Adanya gejala pertentangan (ta’arudl) yang demikian merupakan asas metode penafsiran dimana Nasikh-Mansukh merupakan salah satu bagiannya.
Pengertian Nasikh-Mansukh
Nasikh-Mansukh berasal dari kata naskh. Dari segi etimologi, kata ini dipakai untuk beberapa pengertian: pembatalan, penghapusan, pemindahan dan pengubahan.
Menurut Abu Hasyim, pengertian majazinya ialah pemindahan atau pengalihan.
Di antara pengertian etimologi itu ada yang dibakukan menjadi pengertian terminologis. Perbedaan terma yang ada antara ulama mutaqaddim dengan ulama mutaakhkhir terkait pada sudut pandangan masing-masing dari segi etimologis kata naskh itu.
Ulama mutaqaddim memberi batasan naskh sebagai dalil syar’i yang ditetapkan kemudian, tidak hanya untuk ketentuan/hukum yang mencabut ketentuan/hukum yang sudah berlaku sebelumnya, atau mengubah ketentuan/hukum yang pertama yang dinyatakan berakhirnya masa pemberlakuannya, sejauh hukum tersebut tidak dinyatakan berlaku terus menerus, tapi juga mencakup pengertian pembatasan (qaid) bagi suatu pengertian bebas (muthlaq).
Juga dapat mencakup pengertian pengkhususan (makhasshish) terhadap suatu pengertian umum (‘am). Bahkan juga pengertian pengecualian (istitsna).
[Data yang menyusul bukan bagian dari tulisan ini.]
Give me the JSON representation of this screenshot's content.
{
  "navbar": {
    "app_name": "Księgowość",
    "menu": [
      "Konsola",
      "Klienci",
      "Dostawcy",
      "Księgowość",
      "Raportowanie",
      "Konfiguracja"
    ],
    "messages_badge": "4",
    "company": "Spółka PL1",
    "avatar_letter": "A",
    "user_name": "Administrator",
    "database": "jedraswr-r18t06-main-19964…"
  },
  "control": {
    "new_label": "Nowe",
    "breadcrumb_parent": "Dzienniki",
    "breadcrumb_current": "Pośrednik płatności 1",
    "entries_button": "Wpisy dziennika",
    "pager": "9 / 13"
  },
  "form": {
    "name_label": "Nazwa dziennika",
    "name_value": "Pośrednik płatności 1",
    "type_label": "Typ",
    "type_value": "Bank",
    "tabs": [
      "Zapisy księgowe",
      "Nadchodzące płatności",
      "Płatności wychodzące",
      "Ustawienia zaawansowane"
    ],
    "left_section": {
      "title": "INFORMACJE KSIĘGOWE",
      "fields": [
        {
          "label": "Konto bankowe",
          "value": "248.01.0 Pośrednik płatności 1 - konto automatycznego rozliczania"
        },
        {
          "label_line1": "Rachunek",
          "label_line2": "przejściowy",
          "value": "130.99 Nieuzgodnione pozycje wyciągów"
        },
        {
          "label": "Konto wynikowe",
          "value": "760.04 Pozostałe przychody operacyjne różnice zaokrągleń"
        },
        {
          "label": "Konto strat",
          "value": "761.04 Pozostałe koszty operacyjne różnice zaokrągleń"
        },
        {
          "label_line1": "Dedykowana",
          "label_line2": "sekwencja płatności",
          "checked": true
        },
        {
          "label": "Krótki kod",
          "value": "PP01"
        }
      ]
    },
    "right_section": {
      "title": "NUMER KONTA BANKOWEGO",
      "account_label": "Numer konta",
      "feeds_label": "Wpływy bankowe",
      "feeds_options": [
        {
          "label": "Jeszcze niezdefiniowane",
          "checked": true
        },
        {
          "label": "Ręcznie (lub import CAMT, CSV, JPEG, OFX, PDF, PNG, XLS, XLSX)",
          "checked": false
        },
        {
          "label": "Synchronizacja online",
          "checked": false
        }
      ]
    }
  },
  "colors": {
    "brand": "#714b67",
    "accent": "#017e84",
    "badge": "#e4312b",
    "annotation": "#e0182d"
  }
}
Demikian pula pengertian syarat dan sifatnya.
Sebaliknya ulama mutaakhkhir memperciut batasan-batasan pengertian tersebut untuk mempertajam perbedaan antara nasikh dan makhasshish atau muqayyid, dan lain sebagainya. Dengan begitu, pengertian naskh terbatas hanya untuk ketentuan hukum yang datang kemudian, untuk mencabut atau menyatakan berakhirnya masa pemberlakuan ketentuan hukum yang terdahulu, sehingga ketentuan yang diberlakukan ialah ketentuan yang ditetapkan terakhir dan menggantikan ketentuan yang mendahuluinya.
Dengan demikian tergambarlah, di satu pihak naskh mengandung lebih dari satu pengertian, dan di lain pihak -dalam perkembangan selanjutnya- naskh membatasinya hanya pada satu pengertian.